# prove that $a_n=\sum_{k=1}^{n}\binom{n-1}{k-1}(k-1)!a_{n-k}\rightarrow a_n=n!$

I try to prove that: Given $$a_n=\sum_{k=1}^{n}\binom{n-1}{k-1}(k-1)!a_{n-k},a_0 = a_1 = 1$$. Prove that $$a_n=n!$$ for any natural $$n$$, by finding a combinatorics problem that fits both. any solution (combinatorial proofs)?

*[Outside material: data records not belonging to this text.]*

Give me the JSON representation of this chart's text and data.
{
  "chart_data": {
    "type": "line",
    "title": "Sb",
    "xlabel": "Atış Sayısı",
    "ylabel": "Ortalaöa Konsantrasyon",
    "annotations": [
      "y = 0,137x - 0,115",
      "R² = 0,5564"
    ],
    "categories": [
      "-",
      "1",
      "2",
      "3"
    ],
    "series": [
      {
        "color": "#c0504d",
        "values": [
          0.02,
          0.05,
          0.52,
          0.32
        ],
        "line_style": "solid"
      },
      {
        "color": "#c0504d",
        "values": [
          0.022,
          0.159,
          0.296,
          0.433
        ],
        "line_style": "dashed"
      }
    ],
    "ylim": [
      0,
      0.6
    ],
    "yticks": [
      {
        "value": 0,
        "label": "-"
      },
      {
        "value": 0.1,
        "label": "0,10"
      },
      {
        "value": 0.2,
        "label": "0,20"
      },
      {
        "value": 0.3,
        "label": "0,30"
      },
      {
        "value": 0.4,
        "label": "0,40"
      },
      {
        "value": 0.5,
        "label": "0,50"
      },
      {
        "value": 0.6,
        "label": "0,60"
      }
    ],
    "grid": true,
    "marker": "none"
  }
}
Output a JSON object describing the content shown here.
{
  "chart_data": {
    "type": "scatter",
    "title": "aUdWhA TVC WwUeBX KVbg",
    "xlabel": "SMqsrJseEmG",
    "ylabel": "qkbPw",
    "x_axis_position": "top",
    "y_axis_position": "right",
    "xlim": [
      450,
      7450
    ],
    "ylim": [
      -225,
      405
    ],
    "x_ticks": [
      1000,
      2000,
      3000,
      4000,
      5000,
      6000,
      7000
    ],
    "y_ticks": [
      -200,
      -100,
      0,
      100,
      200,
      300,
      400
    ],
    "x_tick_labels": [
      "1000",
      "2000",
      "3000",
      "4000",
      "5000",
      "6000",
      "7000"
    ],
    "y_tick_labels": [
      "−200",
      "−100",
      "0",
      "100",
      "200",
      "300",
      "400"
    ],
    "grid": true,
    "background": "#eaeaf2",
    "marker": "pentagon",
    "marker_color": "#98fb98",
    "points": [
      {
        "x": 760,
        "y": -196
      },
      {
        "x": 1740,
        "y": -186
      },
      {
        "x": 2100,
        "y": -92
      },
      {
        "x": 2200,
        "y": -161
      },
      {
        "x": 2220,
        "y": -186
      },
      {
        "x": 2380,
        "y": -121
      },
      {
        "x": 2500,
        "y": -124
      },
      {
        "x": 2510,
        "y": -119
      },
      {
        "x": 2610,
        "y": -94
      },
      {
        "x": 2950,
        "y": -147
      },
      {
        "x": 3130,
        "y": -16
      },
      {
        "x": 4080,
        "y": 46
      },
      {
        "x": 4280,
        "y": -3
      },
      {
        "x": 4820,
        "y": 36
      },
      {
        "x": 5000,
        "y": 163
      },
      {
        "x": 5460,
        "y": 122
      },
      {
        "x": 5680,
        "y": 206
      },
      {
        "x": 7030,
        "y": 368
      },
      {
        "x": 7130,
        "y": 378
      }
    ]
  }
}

• $a_n=\sum_{k=1}^{n}\binom{n-1}{k-1}(k-1)!a_{n-k},a_1=1,a_0=1\rightarrow a_n=n!$ really doesn't make sense. Moreover, induction proof should work ! – Surb Feb 1 at 12:59
• what doesn't make any sense? this identity is right. you can check it. – proven Feb 1 at 13:03
• Maybe it make sense for you, but not for me ! What does mean $a_n=\sum_{k=1}^{n}\binom{n-1}{k-1}(k-1)!a_{n-k},a_1=1,a_0=1\rightarrow a_n=n!$ ? is it a limit ? – Surb Feb 1 at 13:11
• if n is 0, then a_n is 1. if n is 1, then a_n is 1. if n is natural and greater than 1, it is the formula with the sum. The identity claims, that the general formula of a_n is exactly n! – proven Feb 1 at 13:12
• make sense now? – proven Feb 1 at 13:12

We'll show by induction that $$a_n$$ is the number of permutations of $$n$$ elements, and it'll follow from this that $$a_n = n!$$.
Base: $$a_0 = a_1 = 1$$ is indeed the number of permutations of 0 and 1 elements respectively.
Assume $$a_t$$ is the number of permutations of $$t$$ elements for all $$t < l$$. Then we'll prove that $$a_l$$ is the number of permutations of $$l$$ elements.
Assume we're permuting the numbers from 1 to $$n$$. First, we can choose any position for the number $$1$$. If 1 is in position $$k$$, we need choose the $$k-1$$ from the remaining $$n-1$$ numbers to come before it, and we have $$(k-1)!$$ ways to order them. We're left with $$n-k$$ numbers that we ween to place after the 1, and we can do that in $$(n-k)! = a_{n-k}$$ ways (by induction hypothesis). Thus, we have a total of $$\sum_{k=1}^n {n - 1 \choose k - 1}(k-1)!a_{n-k}$$ ways to permute $$n$$ numbers. By definition, this is $$a_n$$.